It's amazing the difference a hiatus makes in music these days - even David Bowie looks likely to feel its benefits. The explosion online that greeted the announcement of a new album in March and a new track in 'Where Are We Now?' was comfortably loud enough to suffocate the fact that, just over a decade ago, the Thin White Duke was - if not a man on the creative decline - certainly one whose profile was slipping, with 2003 LP Reality doing well initially but fading from view quickly. As did Bowie himself not long after, with health problems and the inevitable march of time apparently giving him a new perspective on life, the famous workaholic finally slowed down.
You just knew there'd be one final word though; Reality was too open-ended, too suggestive that Bowie's well wasn't quite empty yet. If many of the reams of plaudits he's received, over 40+ years of making music, for his innovation and ingenuity came about because of his intuition for picking the merest sparks of a new sonic style or trend and contorting them into his own image (see Ziggy Stardust picking up on glam, teaming up with Iggy Pop before punk broke, trekking to Berlin as Kraftwerk came to the fore), then what you can say about 'Where We You Now?' is that at 66 he's looking no further than introspectively. You'd be hard pushed to picture anyone else writing this song.
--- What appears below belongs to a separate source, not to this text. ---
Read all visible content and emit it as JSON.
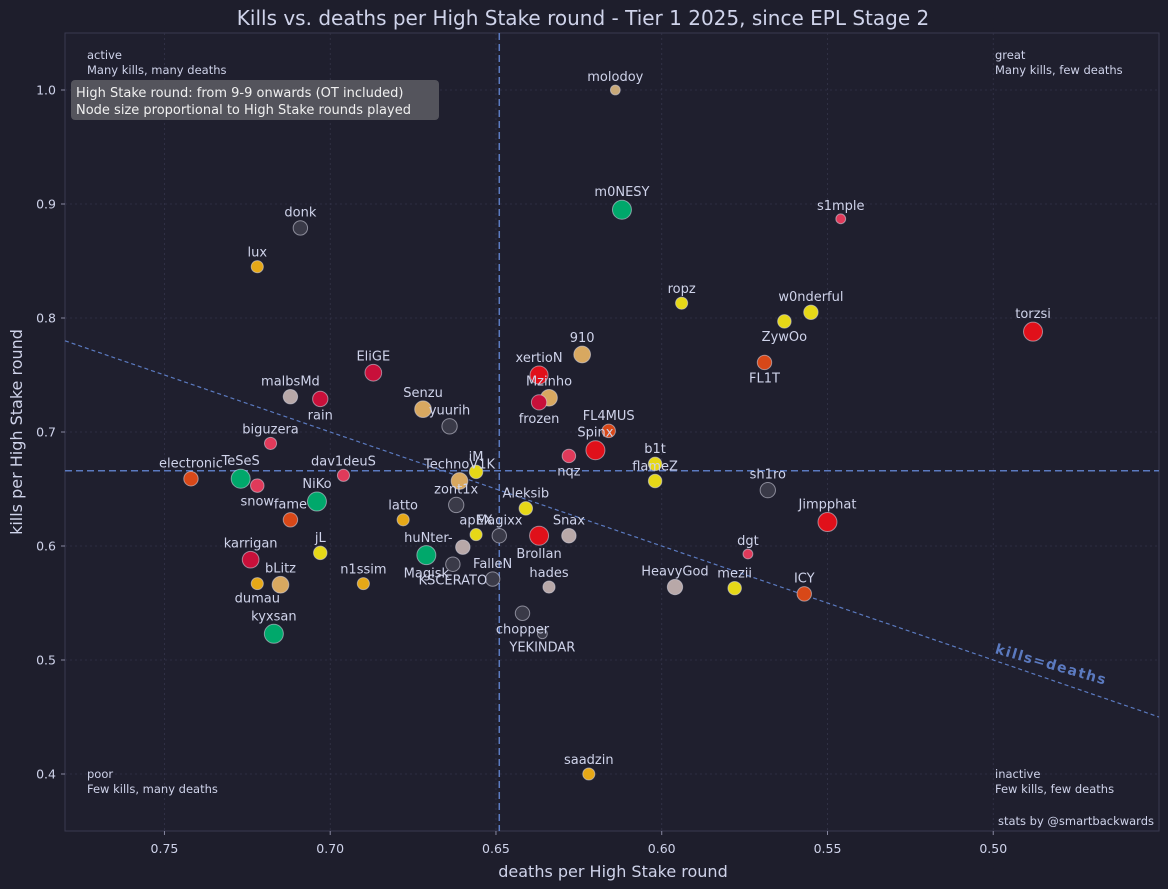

'Where Are We Now?' is a wistful, melancholic - though not downcast - ballad that lyrically appears to recall Bowie's time spent in Berlin (although apparently recorded in New York, with Berlin Trilogy producer Tony Visconti). It's a gracefully cinematic piece that puts his unique vocal at its fulcrum. Bowie sounds like Bowie should at 66 - his voice is thinner, it cracks a little, but from those fissions weep the longing and reflection that shapes the track's mood. Whilst others among the old guard like The Rolling Stones, still talk dirty in a desperate attempt to convince that we're still getting them at their testosterone-fuelled best, this is a track that maintains the hallmarks of its creator's canon - lyrical signposts, themes that are never fully decoded, questions that open up more questions - but transfigures them to the here and now. And for David Bowie, the here and now would appear to be just as enriching as it always was.